ThreatSTOP Blog

Really Bad IP Addresses

Written by francisturner | October 14, 2010

As we add more and more feeds and get more and more subscribers we gather ever mode confirmation that some IP addresses (and for that matter some entire subnets) are the online equivalent of the habitual repeat offender.

Take, for example, the IP address 98.124.198.1. This address shows up on 5 different feeds we have at different times over the last year and was last seen by one of our customers attempting to send email to him. It is possible that this email is genuine and worthy of being received but the chances are fairly low. Specifically this address was listed as bad by

  • PhishTank (and PhishTank2) - lists of active Phish sites
  • Parasites - list of miscellaneous unethical sites and spyware domains
  • BLADE - list of sites that drop Fake AV and similar malware
  • ZeuS - the list of active  ZeuS command and control addresses
  • DShield - list of currently active attacking sites (bots, spam etc.)

(Readers can confirm all of this by entering the IP address into our check address tool)

Although there is some overlap - for example the ZeuS entry partially overlaps the DShield one in time - this IP address has been responsible for different sorts of malware intermittently since March 2009. Although this IP address is bad, it is far from unique and may well not be the worst IP address in our records. If it were a person, it would presumably now be facing a prison term or two, but as an IP address it will, for the most part, remain free and able to continue its misdeeds unchecked.

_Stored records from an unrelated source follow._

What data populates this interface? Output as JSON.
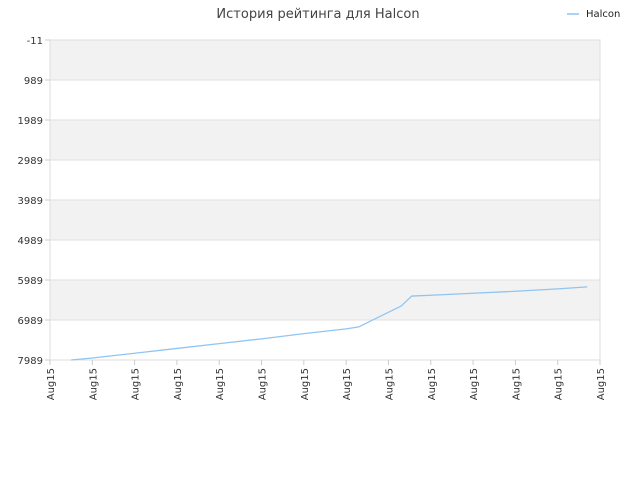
{
  "chart_data": {
    "type": "line",
    "title": "История рейтинга для Halcon",
    "xlabel": "",
    "ylabel": "",
    "legend": {
      "position": "top-right"
    },
    "grid": true,
    "y_inverted": true,
    "ylim": [
      -11,
      7989
    ],
    "yticks": [
      "-11",
      "989",
      "1989",
      "2989",
      "3989",
      "4989",
      "5989",
      "6989",
      "7989"
    ],
    "x_tick_labels": [
      "Aug15",
      "Aug15",
      "Aug15",
      "Aug15",
      "Aug15",
      "Aug15",
      "Aug15",
      "Aug15",
      "Aug15",
      "Aug15",
      "Aug15",
      "Aug15",
      "Aug15",
      "Aug15"
    ],
    "colors": {
      "series": "#90c4f2",
      "band": "#f2f2f2",
      "grid": "#e0e0e0"
    },
    "series": [
      {
        "name": "Halcon",
        "x": [
          0.5,
          1,
          2,
          3,
          4,
          5,
          6,
          7,
          7.3,
          8.3,
          8.55,
          9,
          10,
          11,
          12,
          12.7
        ],
        "values": [
          7989,
          7940,
          7820,
          7700,
          7580,
          7460,
          7330,
          7210,
          7160,
          6640,
          6390,
          6370,
          6320,
          6270,
          6210,
          6160
        ]
      }
    ]
  }
}
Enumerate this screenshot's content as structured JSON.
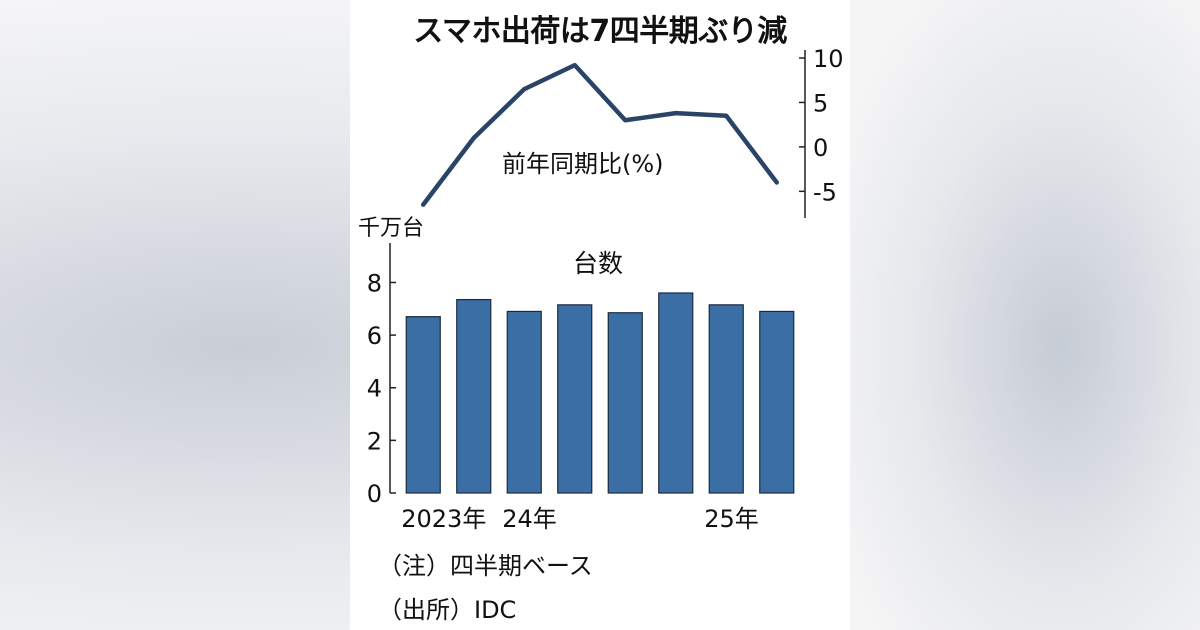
{
  "title": "スマホ出荷は7四半期ぶり減",
  "notes": {
    "note": "（注）四半期ベース",
    "source": "（出所）IDC"
  },
  "colors": {
    "line": "#2a4468",
    "bar_fill": "#3a6ea5",
    "bar_stroke": "#1a2a40",
    "text": "#111111"
  },
  "chart_data": [
    {
      "type": "line",
      "label": "前年同期比(%)",
      "ylim": [
        -8,
        10
      ],
      "yticks": [
        10,
        5,
        0,
        -5
      ],
      "ytick_labels": [
        "10",
        "5",
        "0",
        "-5"
      ],
      "axis_side": "right",
      "values": [
        -6.5,
        1.0,
        6.5,
        9.2,
        3.0,
        3.8,
        3.5,
        -4.0
      ]
    },
    {
      "type": "bar",
      "title": "台数",
      "unit": "千万台",
      "ylim": [
        0,
        9.5
      ],
      "yticks": [
        0,
        2,
        4,
        6,
        8
      ],
      "ytick_labels": [
        "0",
        "2",
        "4",
        "6",
        "8"
      ],
      "categories": [
        "2023年",
        "",
        "24年",
        "",
        "",
        "",
        "25年",
        ""
      ],
      "values": [
        6.7,
        7.35,
        6.9,
        7.15,
        6.85,
        7.6,
        7.15,
        6.9
      ]
    }
  ]
}
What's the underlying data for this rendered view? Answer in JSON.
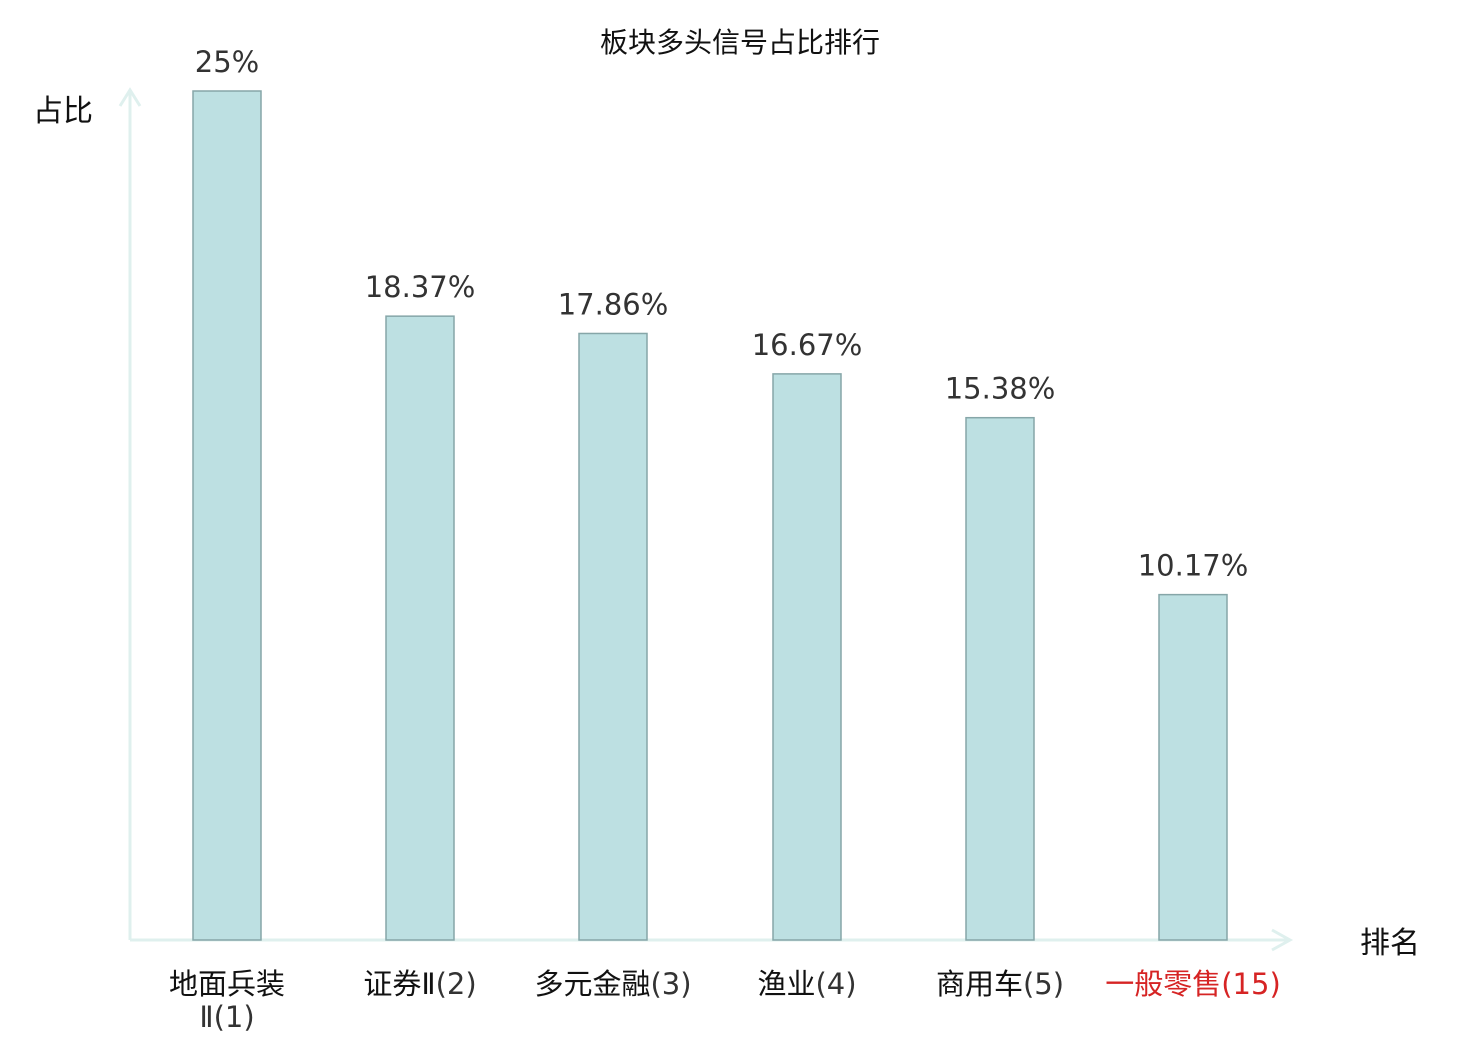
{
  "chart_data": {
    "type": "bar",
    "title": "板块多头信号占比排行",
    "xlabel": "排名",
    "ylabel": "占比",
    "categories": [
      {
        "name": "地面兵装",
        "name_line2": "Ⅱ",
        "rank": "(1)"
      },
      {
        "name": "证券Ⅱ",
        "rank": "(2)"
      },
      {
        "name": "多元金融",
        "rank": "(3)"
      },
      {
        "name": "渔业",
        "rank": "(4)"
      },
      {
        "name": "商用车",
        "rank": "(5)"
      },
      {
        "name": "一般零售",
        "rank": "(15)",
        "highlight": true
      }
    ],
    "values": [
      25,
      18.37,
      17.86,
      16.67,
      15.38,
      10.17
    ],
    "value_labels": [
      "25%",
      "18.37%",
      "17.86%",
      "16.67%",
      "15.38%",
      "10.17%"
    ],
    "ylim": [
      0,
      25
    ],
    "grid": false,
    "legend": "none",
    "colors": {
      "bar_fill": "#bde0e2",
      "bar_stroke": "#86a6a8",
      "axis": "#dff0ee",
      "highlight": "#d62424"
    }
  }
}
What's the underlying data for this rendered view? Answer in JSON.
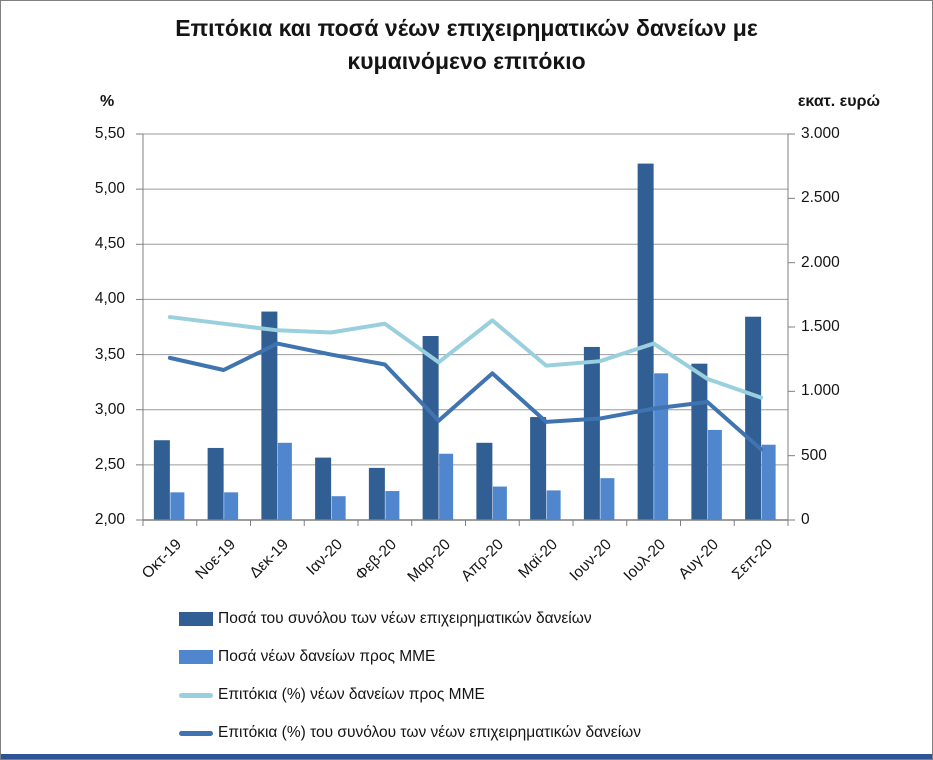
{
  "window": {
    "background": "#ffffff",
    "border_color": "#7f7f7f",
    "bottom_strip_color": "#2f5496"
  },
  "chart_data": {
    "type": "combo-bar-line",
    "title": "Επιτόκια και ποσά νέων επιχειρηματικών δανείων με κυμαινόμενο επιτόκιο",
    "title_lines": [
      "Επιτόκια και ποσά νέων επιχειρηματικών δανείων με",
      "κυμαινόμενο επιτόκιο"
    ],
    "grid": true,
    "legend_position": "bottom",
    "left_axis": {
      "unit_label": "%",
      "min": 2.0,
      "max": 5.5,
      "step": 0.5,
      "tick_labels": [
        "5,50",
        "5,00",
        "4,50",
        "4,00",
        "3,50",
        "3,00",
        "2,50",
        "2,00"
      ]
    },
    "right_axis": {
      "unit_label": "εκατ. ευρώ",
      "min": 0,
      "max": 3000,
      "step": 500,
      "tick_labels": [
        "3.000",
        "2.500",
        "2.000",
        "1.500",
        "1.000",
        "500",
        "0"
      ]
    },
    "categories": [
      "Οκτ-19",
      "Νοε-19",
      "Δεκ-19",
      "Ιαν-20",
      "Φεβ-20",
      "Μαρ-20",
      "Απρ-20",
      "Μαϊ-20",
      "Ιουν-20",
      "Ιουλ-20",
      "Αυγ-20",
      "Σεπ-20"
    ],
    "series": [
      {
        "name": "Ποσά του συνόλου των νέων επιχειρηματικών δανείων",
        "type": "bar",
        "axis": "right",
        "color": "#315e93",
        "values": [
          620,
          560,
          1620,
          485,
          405,
          1430,
          600,
          800,
          1345,
          2770,
          1215,
          1580
        ]
      },
      {
        "name": "Ποσά νέων δανείων προς ΜΜΕ",
        "type": "bar",
        "axis": "right",
        "color": "#4f86ce",
        "values": [
          215,
          215,
          600,
          185,
          225,
          515,
          260,
          230,
          325,
          1140,
          700,
          585
        ]
      },
      {
        "name": "Επιτόκια (%) νέων δανείων προς ΜΜΕ",
        "type": "line",
        "axis": "left",
        "color": "#9ad0de",
        "values": [
          3.84,
          3.78,
          3.72,
          3.7,
          3.78,
          3.43,
          3.81,
          3.4,
          3.44,
          3.6,
          3.28,
          3.11
        ]
      },
      {
        "name": "Επιτόκια (%) του συνόλου των νέων επιχειρηματικών δανείων",
        "type": "line",
        "axis": "left",
        "color": "#3f74b0",
        "values": [
          3.47,
          3.36,
          3.6,
          3.5,
          3.41,
          2.9,
          3.33,
          2.89,
          2.92,
          3.01,
          3.07,
          2.64
        ]
      }
    ],
    "colors": {
      "gridline": "#9b9b9b",
      "axis": "#7f7f7f"
    }
  }
}
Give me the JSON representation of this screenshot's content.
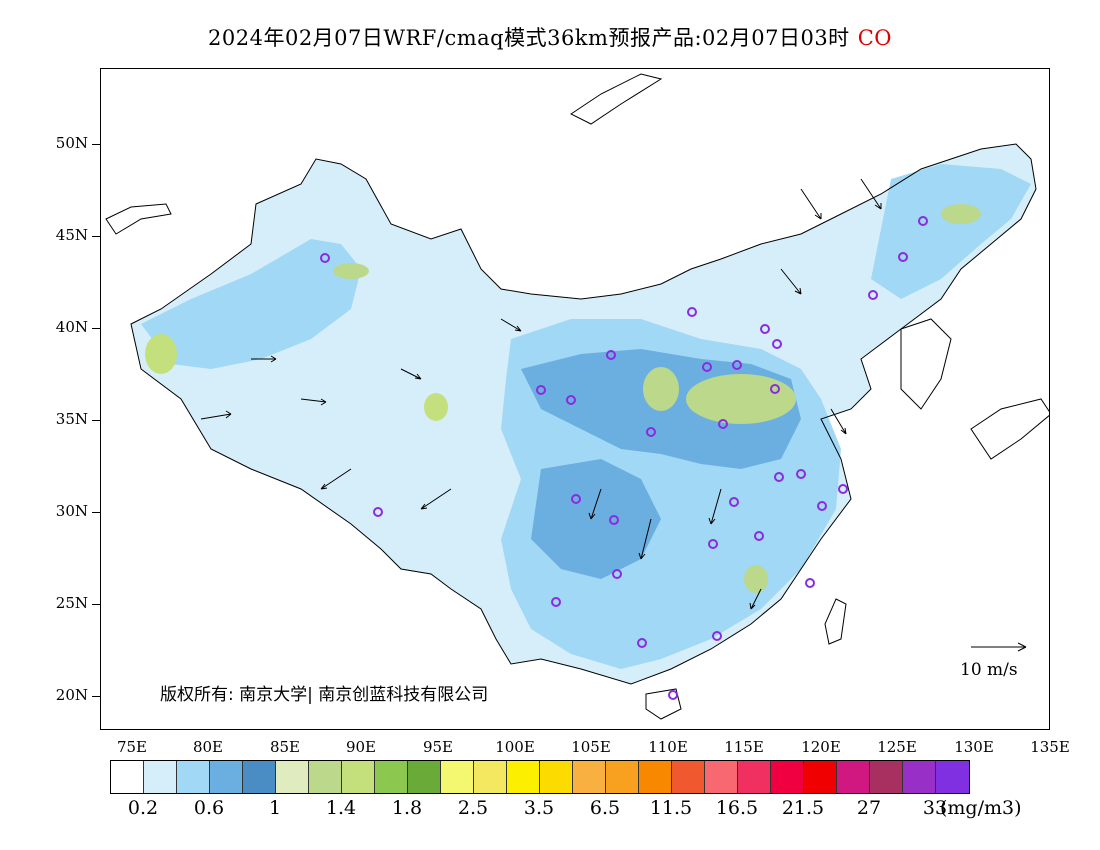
{
  "title": {
    "text": "2024年02月07日WRF/cmaq模式36km预报产品:02月07日03时",
    "pollutant": "CO",
    "pollutant_color": "#e00000"
  },
  "axes": {
    "y_ticks": [
      "50N",
      "45N",
      "40N",
      "35N",
      "30N",
      "25N",
      "20N"
    ],
    "x_ticks": [
      "75E",
      "80E",
      "85E",
      "90E",
      "95E",
      "100E",
      "105E",
      "110E",
      "115E",
      "120E",
      "125E",
      "130E",
      "135E"
    ]
  },
  "copyright": "版权所有: 南京大学| 南京创蓝科技有限公司",
  "wind_reference": "10 m/s",
  "legend": {
    "colors": [
      "#ffffff",
      "#d6eefa",
      "#a0d8f5",
      "#6aafe0",
      "#4a8cc4",
      "#e0ecc0",
      "#bcd88a",
      "#c4e07c",
      "#8cc850",
      "#6aaa38",
      "#f4f870",
      "#f4e860",
      "#fcf000",
      "#fcdc00",
      "#f8b040",
      "#f8a020",
      "#f88800",
      "#f05830",
      "#f86870",
      "#f03060",
      "#f00040",
      "#f00000",
      "#d01880",
      "#a83060",
      "#9830c8",
      "#8030e0"
    ],
    "labels": [
      "0.2",
      "0.6",
      "1",
      "1.4",
      "1.8",
      "2.5",
      "3.5",
      "6.5",
      "11.5",
      "16.5",
      "21.5",
      "27",
      "33"
    ],
    "unit": "(mg/m3)"
  }
}
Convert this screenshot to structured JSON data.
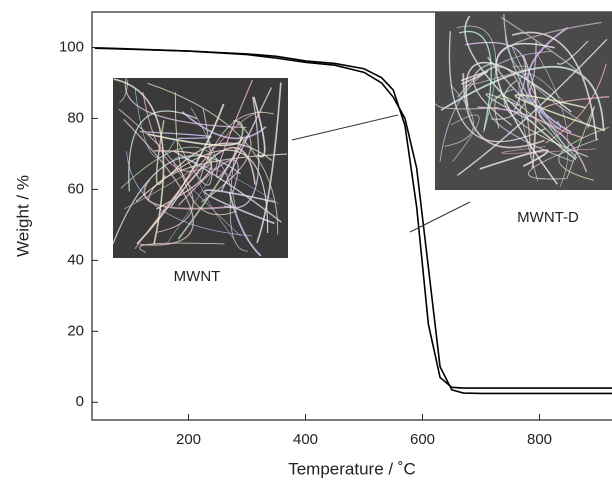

One of the reasons ThreatSTOP was founded was to provide a way to "jail" these addresses because, no matter who they claim to be and what they claim to be offering, it is highly unlikely that they will actually provide anything useful and hence unlikely that anyone really ought to talk to them. ThreatSTOP doesn't care why an address is bad, it just lets our subscribers' firewalls block it. This is good because as this exmaple shows, criminal IP addresses are so often reused. Thus the IP address that yesterday was being used to phish for credentials will be serving up the latest 0-day flash exploit and next month it will be controlling thousands of bots.